Coronavirus, almeno nominiamolo per bene (Crusca dixit)

Visto che il mostro dobbiamo combatterlo, rispettandolo e temendolo, almeno chiamiamolo con il suo nome. Senza snobismi e fughe in avanti. Bando al “coronavairus” alla Di Maio maniera. Il virus è virus, anche se arriva dalla Cina. E lo dice l’Acccademia della Crusca.

L’Ansa uscita pochi minuti fa ha per me in questo momento il sapore triste della nostalgia di tempi (che sembrano lontanissimi) in cui si poteva discettare anche di cose non proprio basilari. Torneranno presto. Intanto: il mostro chiamiamolo con il suo nome.

Dall’Ansa delle 12:18

Coronavirus: La Crusca, la pronuncia all’inglese è snobismo

La scelta del ministro degli Esteri Luigi Di Maio di pronunciare ‘all’inglese’ il termine “Coronavirus” (dunque, ‘Coronavairus’) “resta discutibile e poco opportuna, ed è ascrivibile alla categoria di quello che i linguisti chiamano ‘snobismo’: avrà sentito pronunciare così da colleghi o esperti esteri, e l’ha ripetuto a sua volta in italiano”.

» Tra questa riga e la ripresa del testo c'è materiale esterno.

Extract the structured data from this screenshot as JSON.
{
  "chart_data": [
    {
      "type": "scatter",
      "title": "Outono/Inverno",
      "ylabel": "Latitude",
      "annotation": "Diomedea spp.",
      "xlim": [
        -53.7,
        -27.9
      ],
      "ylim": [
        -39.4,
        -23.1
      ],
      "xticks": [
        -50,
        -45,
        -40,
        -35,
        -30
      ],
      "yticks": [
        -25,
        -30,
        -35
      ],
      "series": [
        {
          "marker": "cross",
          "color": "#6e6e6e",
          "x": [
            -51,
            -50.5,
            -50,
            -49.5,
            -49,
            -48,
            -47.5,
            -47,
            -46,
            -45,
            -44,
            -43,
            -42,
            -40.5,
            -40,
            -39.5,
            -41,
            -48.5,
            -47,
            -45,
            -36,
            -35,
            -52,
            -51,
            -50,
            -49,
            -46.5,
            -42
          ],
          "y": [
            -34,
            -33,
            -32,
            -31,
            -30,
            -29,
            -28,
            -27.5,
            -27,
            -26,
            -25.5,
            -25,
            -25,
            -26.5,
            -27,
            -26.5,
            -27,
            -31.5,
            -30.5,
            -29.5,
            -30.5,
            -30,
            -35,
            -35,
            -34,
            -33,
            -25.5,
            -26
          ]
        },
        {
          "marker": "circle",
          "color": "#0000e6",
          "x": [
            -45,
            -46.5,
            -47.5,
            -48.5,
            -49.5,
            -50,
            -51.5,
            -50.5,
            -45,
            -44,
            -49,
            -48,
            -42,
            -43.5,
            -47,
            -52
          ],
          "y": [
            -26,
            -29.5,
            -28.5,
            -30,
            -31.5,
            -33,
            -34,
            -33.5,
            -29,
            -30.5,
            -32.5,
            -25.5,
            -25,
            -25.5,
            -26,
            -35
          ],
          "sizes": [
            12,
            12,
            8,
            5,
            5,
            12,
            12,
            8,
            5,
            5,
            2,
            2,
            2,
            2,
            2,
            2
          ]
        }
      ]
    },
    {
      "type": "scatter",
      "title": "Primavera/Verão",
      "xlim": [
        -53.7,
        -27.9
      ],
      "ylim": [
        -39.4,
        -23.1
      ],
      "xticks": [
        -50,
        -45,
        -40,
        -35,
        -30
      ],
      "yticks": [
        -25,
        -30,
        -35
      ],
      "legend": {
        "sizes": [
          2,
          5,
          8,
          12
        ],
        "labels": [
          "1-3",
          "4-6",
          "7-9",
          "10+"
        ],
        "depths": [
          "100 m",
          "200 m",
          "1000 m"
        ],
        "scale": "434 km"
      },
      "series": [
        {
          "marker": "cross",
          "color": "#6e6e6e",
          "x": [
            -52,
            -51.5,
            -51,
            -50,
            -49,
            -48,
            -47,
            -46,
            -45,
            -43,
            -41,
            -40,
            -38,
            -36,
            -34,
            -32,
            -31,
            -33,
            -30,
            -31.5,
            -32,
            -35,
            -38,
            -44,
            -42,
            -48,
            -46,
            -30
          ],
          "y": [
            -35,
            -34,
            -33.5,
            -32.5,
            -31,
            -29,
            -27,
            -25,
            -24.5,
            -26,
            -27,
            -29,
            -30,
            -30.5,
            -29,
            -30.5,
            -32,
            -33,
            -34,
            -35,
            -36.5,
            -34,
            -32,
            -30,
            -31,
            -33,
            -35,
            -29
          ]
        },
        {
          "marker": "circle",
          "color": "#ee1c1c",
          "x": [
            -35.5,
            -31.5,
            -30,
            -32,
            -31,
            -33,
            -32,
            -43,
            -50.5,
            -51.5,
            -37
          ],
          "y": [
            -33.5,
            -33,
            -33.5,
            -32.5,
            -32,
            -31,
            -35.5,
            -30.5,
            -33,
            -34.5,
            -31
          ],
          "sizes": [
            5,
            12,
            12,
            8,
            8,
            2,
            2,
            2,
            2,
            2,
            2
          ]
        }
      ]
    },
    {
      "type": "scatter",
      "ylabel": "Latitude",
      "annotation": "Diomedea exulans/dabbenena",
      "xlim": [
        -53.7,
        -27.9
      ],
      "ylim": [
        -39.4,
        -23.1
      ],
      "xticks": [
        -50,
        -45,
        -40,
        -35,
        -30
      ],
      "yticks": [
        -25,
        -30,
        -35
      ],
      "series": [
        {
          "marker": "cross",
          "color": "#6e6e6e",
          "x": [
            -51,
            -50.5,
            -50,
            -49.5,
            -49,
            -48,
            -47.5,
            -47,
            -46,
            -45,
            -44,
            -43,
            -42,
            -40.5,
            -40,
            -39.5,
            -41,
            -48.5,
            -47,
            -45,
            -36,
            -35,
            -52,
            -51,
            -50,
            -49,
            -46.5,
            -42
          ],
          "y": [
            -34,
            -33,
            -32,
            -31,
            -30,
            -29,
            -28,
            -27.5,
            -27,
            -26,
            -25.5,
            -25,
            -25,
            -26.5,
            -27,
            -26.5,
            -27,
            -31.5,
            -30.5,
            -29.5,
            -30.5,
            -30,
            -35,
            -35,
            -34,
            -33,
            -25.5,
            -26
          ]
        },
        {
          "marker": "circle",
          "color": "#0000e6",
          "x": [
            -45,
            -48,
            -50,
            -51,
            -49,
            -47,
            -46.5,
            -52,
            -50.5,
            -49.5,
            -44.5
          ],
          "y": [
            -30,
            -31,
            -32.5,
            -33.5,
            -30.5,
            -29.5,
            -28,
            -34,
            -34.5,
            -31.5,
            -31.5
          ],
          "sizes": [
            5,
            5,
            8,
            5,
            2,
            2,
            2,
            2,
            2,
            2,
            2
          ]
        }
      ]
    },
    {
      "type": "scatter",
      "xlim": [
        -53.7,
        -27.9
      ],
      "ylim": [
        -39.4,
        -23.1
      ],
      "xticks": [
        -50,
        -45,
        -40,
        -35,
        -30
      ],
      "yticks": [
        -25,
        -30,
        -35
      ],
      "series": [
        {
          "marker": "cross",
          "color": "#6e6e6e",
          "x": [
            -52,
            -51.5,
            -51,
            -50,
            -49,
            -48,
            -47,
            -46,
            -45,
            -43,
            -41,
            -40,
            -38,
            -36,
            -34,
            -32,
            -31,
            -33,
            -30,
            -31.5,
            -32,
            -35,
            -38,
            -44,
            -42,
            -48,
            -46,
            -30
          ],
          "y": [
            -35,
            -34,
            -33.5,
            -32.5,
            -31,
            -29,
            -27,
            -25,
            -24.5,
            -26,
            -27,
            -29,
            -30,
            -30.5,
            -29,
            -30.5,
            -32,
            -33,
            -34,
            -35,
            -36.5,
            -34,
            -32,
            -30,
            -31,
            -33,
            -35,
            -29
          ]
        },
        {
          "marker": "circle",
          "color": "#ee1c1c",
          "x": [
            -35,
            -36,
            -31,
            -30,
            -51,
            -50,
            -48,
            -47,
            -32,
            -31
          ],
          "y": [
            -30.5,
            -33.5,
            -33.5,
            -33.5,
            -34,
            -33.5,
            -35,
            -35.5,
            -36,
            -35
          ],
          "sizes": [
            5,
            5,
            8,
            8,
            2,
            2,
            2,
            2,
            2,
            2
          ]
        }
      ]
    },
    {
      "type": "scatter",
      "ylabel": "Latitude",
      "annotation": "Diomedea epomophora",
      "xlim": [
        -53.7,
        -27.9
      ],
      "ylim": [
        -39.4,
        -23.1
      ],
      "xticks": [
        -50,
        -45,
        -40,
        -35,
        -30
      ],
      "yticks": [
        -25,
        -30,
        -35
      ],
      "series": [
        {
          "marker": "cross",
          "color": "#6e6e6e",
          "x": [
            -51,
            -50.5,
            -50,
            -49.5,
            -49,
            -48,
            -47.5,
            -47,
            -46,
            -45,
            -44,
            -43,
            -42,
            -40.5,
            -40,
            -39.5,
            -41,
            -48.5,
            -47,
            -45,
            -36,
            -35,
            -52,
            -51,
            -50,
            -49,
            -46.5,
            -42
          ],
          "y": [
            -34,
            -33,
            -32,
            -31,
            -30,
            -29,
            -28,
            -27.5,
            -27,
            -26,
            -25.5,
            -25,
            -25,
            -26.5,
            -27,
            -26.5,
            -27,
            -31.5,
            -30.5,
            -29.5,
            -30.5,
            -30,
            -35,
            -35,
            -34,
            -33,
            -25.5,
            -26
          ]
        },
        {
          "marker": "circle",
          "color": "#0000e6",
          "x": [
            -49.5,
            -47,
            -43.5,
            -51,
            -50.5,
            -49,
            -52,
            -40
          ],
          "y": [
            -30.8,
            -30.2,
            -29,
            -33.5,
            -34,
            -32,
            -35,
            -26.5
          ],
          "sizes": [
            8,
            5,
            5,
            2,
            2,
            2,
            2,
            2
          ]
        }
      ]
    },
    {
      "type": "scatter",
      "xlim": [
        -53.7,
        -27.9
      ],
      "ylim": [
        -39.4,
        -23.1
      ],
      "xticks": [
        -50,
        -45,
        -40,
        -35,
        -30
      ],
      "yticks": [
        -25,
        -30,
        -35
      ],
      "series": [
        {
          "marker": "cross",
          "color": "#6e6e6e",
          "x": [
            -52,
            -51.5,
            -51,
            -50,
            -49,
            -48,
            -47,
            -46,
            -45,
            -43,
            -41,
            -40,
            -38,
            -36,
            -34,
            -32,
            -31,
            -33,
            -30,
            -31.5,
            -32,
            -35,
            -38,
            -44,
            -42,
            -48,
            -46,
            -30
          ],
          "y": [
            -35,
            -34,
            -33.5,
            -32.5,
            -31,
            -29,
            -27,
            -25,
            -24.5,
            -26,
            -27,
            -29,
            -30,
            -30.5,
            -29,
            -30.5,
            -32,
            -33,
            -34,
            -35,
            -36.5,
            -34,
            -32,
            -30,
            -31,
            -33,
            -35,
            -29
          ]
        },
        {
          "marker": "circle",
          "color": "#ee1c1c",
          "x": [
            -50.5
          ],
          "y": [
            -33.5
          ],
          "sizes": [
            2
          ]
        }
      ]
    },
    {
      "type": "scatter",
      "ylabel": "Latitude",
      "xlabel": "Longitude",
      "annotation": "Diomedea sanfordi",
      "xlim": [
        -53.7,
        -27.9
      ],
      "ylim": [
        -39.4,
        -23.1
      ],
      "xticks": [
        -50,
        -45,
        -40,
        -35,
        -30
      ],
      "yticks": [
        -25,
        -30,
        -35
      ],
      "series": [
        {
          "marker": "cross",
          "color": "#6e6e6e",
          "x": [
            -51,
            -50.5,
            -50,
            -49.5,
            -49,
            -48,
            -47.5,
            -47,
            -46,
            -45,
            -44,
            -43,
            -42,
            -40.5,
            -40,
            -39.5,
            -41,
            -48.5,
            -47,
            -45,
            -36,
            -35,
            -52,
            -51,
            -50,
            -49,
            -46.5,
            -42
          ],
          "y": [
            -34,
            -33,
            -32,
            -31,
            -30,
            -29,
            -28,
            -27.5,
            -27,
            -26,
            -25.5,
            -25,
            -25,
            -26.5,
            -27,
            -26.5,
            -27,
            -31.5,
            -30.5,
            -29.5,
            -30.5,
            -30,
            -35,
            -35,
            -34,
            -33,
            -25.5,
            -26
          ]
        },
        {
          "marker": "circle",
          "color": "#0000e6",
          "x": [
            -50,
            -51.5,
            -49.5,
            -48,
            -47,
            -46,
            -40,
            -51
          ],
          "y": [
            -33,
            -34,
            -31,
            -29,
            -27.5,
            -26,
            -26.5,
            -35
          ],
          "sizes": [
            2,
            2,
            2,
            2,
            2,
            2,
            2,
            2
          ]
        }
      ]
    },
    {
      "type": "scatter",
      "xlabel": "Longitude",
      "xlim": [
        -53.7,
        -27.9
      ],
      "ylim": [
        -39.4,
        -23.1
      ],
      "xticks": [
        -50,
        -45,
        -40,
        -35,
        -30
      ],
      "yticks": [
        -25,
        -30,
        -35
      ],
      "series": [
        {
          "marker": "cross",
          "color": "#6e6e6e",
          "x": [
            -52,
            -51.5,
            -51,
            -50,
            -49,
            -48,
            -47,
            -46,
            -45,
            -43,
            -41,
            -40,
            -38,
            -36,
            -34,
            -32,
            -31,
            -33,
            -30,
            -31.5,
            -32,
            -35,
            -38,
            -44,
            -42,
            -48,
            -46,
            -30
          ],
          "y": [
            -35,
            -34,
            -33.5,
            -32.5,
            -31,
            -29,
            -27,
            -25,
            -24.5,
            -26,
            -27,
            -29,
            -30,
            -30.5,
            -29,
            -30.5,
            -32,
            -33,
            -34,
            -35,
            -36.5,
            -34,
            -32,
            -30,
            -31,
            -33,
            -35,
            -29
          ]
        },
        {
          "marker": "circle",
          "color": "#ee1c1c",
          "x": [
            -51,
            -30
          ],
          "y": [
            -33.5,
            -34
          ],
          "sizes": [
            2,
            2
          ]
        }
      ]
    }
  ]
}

A dirlo è Claudio Marazzini, presidente dell’Accademia della Crusca, nel testo “In margine a un’epidemia: risvolti linguistici di un virus”, pubblicato sul sito internet della stessa Accademia.  Il termine Coronavirus non è direttamente derivato dal latino ma è un anglismo: lo si nota dalla posizione delle parole che formano il composto. “E’ un composto esogeno, ovvero un ‘dono’ dell’inglese”, seppure coniato mediante elementi latini – dice Marazzini – Non a caso, l’attestazione più antica nota era proprio in lingua inglese, alla data del 1968, registrata anche dall’Oxford dictionary”.

Marazzini parla dopo un primo intervento del linguista Salvatore Claudio Sgroi dell’Università di Catania, che aveva preso le difese del titolare della Farnesina. “Condivido perfettamente la sua difesa condotta contro chi magari dimentica che altre parole anglo-latine vengono comunemente anglicizzate, come mass-media pronunciato ‘mass-midia’, o Juventus Stadium pronunciato ‘Juventus stedium’“.

“Di fatto, in tutto il mondo, chi usa l’inglese, non dice solo “coronavairus” (pronuncia regolarmente registrata nell’Oxford dictionary), ma anche dice “vairus” per “virus”. Però in Italia la pronuncia “vairus” non ha corso – aggiunge il presidente della Crusca – Ciò significa che gli italiani, in questo caso, per fortuna, a differenza di quanto accadde per la scelta di ‘stedium’ e ‘midia’, non hanno avvertito virus e coronavirus come anglismi. Quindi non si tratta di scegliere come si vuole, ma di attenersi a un uso stabile, consolidato e dominante. Del resto lo stesso Di Maio, dopo la campagna di stampa contro la sua pronuncia anglicizzante sembra aver cambiato strada. Credo abbia fatto bene a far così”.